Furthermore, Ncube’s comments regarding pay increases, specifically for public employees, emphasise the complexity of the issue. There’s growing pressure on the government to deal with the devaluation of currency, which reduces purchasing power. Although the timetable is still unclear, this problem is intended to be resolved through negotiations within the Tripartite Negotiating Forum. Ncube’s pledges to modify civil worker salaries before to the year’s conclusion demonstrate the government’s recognition that actual earnings have been significantly compromised. According to him, the devaluation of a currency can have both positive and negative consequences on the earnings of workers. In the business sector, maintaining jobs in formal industries is still a key priority.
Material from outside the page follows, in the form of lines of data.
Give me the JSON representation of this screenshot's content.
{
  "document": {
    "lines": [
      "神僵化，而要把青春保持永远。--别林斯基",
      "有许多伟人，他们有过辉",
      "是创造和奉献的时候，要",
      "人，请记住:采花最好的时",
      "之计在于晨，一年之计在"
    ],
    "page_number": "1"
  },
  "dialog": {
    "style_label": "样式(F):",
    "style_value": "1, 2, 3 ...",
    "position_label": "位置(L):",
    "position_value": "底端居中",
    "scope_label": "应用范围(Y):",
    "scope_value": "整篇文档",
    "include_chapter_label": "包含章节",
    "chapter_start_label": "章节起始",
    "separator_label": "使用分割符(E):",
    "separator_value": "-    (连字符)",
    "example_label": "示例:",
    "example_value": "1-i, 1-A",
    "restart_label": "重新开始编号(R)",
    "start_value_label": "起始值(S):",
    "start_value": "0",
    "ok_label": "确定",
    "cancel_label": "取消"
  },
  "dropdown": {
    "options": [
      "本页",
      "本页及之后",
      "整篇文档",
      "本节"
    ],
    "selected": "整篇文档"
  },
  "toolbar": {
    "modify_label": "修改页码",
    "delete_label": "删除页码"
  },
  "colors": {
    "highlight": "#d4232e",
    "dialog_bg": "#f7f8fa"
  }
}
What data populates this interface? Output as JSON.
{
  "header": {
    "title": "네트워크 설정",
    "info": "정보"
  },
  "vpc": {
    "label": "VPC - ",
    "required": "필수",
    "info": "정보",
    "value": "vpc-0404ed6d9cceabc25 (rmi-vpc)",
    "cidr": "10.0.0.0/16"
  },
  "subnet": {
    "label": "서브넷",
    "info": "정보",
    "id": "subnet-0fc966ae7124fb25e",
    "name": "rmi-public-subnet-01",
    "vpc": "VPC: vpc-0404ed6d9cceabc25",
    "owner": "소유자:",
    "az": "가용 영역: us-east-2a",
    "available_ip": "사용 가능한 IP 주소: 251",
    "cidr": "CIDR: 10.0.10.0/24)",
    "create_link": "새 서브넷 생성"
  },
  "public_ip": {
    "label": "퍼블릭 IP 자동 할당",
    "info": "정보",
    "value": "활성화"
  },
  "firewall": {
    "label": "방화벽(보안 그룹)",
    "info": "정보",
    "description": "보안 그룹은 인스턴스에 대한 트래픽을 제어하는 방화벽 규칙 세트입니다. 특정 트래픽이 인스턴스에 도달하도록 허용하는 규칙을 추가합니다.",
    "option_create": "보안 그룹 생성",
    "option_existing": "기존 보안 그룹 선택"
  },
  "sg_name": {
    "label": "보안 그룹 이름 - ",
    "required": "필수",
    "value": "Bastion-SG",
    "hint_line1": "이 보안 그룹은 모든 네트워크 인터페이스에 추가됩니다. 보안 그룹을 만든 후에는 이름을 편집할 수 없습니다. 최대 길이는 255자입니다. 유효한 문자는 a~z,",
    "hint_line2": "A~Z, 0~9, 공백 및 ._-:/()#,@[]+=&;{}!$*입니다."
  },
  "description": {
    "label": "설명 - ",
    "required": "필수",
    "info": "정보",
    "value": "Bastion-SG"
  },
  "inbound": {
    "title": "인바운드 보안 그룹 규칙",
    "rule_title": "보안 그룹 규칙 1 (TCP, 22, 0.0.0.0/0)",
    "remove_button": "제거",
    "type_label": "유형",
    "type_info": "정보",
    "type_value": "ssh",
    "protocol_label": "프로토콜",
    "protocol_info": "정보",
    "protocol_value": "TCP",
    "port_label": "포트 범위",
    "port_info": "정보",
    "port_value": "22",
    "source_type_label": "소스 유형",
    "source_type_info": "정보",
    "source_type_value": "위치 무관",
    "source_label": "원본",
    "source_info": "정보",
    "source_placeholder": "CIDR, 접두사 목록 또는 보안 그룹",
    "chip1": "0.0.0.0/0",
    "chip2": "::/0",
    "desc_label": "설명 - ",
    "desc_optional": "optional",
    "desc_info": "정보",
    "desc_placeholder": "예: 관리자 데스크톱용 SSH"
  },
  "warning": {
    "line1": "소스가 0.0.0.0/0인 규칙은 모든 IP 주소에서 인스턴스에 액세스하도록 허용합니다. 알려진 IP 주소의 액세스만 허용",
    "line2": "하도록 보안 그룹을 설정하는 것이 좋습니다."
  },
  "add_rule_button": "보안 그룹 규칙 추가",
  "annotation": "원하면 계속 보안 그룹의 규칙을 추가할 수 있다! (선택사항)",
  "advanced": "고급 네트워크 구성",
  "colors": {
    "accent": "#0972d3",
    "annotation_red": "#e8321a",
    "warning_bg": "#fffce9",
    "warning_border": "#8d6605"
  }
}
However, the larger picture painted by these changes shows a nation struggling to manage wages, inflation, and a currency that is far from stable despite its support. In contrast to a fixed system where gold provides a stable base, the ZiG functions in an environment where market volatility is paramount. The unpredictable nature of Zimbabwe’s economy makes long-term planning difficult for both companies and employees.
Zimbabweans have to negotiate their daily lives in this unpredictable climate, continually reevaluating the value of their assets and income. Wage rises could provide some respite, but they could not last long enough if the nation’s financial system isn’t fundamentally restructured. The question of whether the current administration has the means or the time to stabilise the situation before things get worse continues as Zimbabwe’s economy has weathered storm after storm.
For the time being, gold is still in demand because, although its sparkle may support money, it cannot adjust exchange rates. Furthermore, as Zimbabwe draws nearer to yet another round of wage talks and currency modifications, the true worth of its gold-backed currency will be put to the test by both foreign markets and the same citizens it is supposed to support.